​British designer Thomas Heatherwick's brand of provocation

A British designer's innovative visions

We like to think that good architecture is timeless. But the man Anthony Mason introduces us to says, think again:

In Thomas Heatherwick's work -- his redesign of London's classic double-decker bus, the cauldron he created for the London Olympics, or the new Google headquarters in California -- you won't find a signature style.

But the 46-year-old British designer says the world is growing too similar.

"There's great benefits to globalization and things that are wonderful and fantastic," he said. "But it means you need to put very deliberate effort now into helping things have their own soulfulness."

"Similarity is your enemy?" asked Mason.

"Well, why do something if it already exists?" Heatherwick replied.

In 2015 the Wall Street Journal proclaimed him Design Innovator of the Year.

His provocative work was celebrated at the Cooper Hewitt Museum in New York last year.

Thomas Heatherwick's redesign of London's iconic red double-decker bus. Iwan Baan/Heatherwick Studio

In his London studio, where Heatherwick has also dreamed up a spinning chair ("We knew it could rock, but we hadn't really thought through that it could then go all the way 'round"), and a rolling bridge that curls up to let boats pass, he and his team of 180 architects, artists and designers are now about to make their mark in America -- redesigning the interiors of the Geffen Theatre at New York's Lincoln Center; and creating the Pier 55 Park, to be built on 280 pilings in the Hudson River.

So when did Heatherwick first become interested in design?

"When I was little I just was very tuned in to the functionality and aesthetics of things around me," he said.

His father (an educator and musician) and his mother (a jewelry designer) fed his fascination for ideas:

"I thought I wanted to be an inventor, but then discovered you couldn't study inventing!" he laughed. "And in Britain, you know, everyone's got the 'Chittty Chitty Bang Bang' mentality, which is that 'inventor' has the word 'mad' stuck at the beginning of it."

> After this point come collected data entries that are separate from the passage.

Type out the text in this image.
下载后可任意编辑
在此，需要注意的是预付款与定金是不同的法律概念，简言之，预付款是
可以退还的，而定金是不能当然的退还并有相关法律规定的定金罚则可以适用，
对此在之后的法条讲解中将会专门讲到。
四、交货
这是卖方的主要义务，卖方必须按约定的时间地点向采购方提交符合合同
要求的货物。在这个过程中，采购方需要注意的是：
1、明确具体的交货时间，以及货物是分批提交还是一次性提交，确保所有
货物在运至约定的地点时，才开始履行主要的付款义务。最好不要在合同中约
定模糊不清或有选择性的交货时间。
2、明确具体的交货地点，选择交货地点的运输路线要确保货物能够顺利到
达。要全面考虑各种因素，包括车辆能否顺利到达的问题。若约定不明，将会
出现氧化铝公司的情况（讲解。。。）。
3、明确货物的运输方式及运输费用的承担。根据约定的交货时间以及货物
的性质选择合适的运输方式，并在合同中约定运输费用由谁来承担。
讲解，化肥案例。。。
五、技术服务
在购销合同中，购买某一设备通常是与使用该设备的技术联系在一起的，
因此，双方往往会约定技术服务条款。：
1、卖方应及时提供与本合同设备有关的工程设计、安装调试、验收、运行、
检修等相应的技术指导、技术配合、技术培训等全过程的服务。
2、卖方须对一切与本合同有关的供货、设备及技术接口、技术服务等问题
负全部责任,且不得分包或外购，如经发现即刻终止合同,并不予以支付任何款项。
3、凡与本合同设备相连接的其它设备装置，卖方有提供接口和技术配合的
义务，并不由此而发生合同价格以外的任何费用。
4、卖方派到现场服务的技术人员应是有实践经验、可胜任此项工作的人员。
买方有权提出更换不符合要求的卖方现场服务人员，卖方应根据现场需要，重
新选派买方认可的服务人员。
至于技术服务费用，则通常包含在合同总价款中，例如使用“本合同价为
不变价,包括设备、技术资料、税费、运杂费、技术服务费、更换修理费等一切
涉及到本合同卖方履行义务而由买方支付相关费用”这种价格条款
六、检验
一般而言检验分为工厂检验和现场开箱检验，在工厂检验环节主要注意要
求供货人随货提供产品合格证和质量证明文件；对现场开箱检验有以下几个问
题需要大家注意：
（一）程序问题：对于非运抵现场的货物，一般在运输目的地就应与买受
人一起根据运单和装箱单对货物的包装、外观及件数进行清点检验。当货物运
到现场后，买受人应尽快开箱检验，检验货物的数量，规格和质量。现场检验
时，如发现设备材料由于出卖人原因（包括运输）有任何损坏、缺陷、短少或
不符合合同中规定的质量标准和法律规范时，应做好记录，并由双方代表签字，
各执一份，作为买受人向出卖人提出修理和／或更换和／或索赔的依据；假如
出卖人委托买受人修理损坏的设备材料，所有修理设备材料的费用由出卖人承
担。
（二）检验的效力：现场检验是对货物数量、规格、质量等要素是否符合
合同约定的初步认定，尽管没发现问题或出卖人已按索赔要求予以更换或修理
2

After graduating from the Royal College of Art, he launched his own studio in 1994. Six years ago he was commissioned to do the first redesign of the double-decker bus in half a century.

When asked if he was at all nervous about having to deal with something so iconic, Heatherwick said, "I felt a huge responsibility."

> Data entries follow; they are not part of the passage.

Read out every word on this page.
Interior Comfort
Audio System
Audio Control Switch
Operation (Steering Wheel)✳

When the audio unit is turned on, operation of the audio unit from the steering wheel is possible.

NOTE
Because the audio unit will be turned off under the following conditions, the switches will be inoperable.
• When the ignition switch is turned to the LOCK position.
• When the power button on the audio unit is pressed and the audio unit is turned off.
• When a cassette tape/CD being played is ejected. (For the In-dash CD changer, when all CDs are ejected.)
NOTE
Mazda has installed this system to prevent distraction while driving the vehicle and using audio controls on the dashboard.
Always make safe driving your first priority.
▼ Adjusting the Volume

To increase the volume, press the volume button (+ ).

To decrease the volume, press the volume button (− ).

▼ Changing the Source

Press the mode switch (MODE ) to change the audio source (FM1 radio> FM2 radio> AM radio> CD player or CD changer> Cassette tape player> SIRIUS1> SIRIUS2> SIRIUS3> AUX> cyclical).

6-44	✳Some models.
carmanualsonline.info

He added a door up front and a sweeping window to the back.

"This has to do lots of jobs," he explained. "And our role was to try to make something that would do all that, but also, I mean, you can see nothing compares to the front of a double-decker bus!"

Heatherwick's most celebrated design may be the British Pavilion he created for the Shanghai World Expo in 2010.

Rather than reflecting castles and queens and Sherlock Holmes, Heatherwick wanted to highlight London as one of the greenest cities in the world. "And that's where this idea, 'What if we built a seed cathedral?' And everyone's going, 'A seed cathedral? You mean like a nut shop?'"

So he implanted seeds in the ends of 60,000 acrylic rods: "And if you hold it to the light, you see the daylight would come down and illuminate."

The dandelion-shaped structure won first prize and drew eight million visitors.

His next marquee project is a garden bridge, a pedestrian walkway that will extend nearly 1,000 feet across the Thames River, with "hands" coming out of the base of the Thames holding up a garden.

A rendering of the Garden Bridge in London, connecting North and South London with a 1,000-foot-long green pedestrian walkway. Heatherwick Studio

Mason asked, "Do you feel like you're trying to show people something? Like, 'Hey, look, this is what we can do'?"

"Yes," Heatherwick replied. "There are a lot of forces against anything with any special-ness happening. So when something at all special happens, I feel very appreciative of it."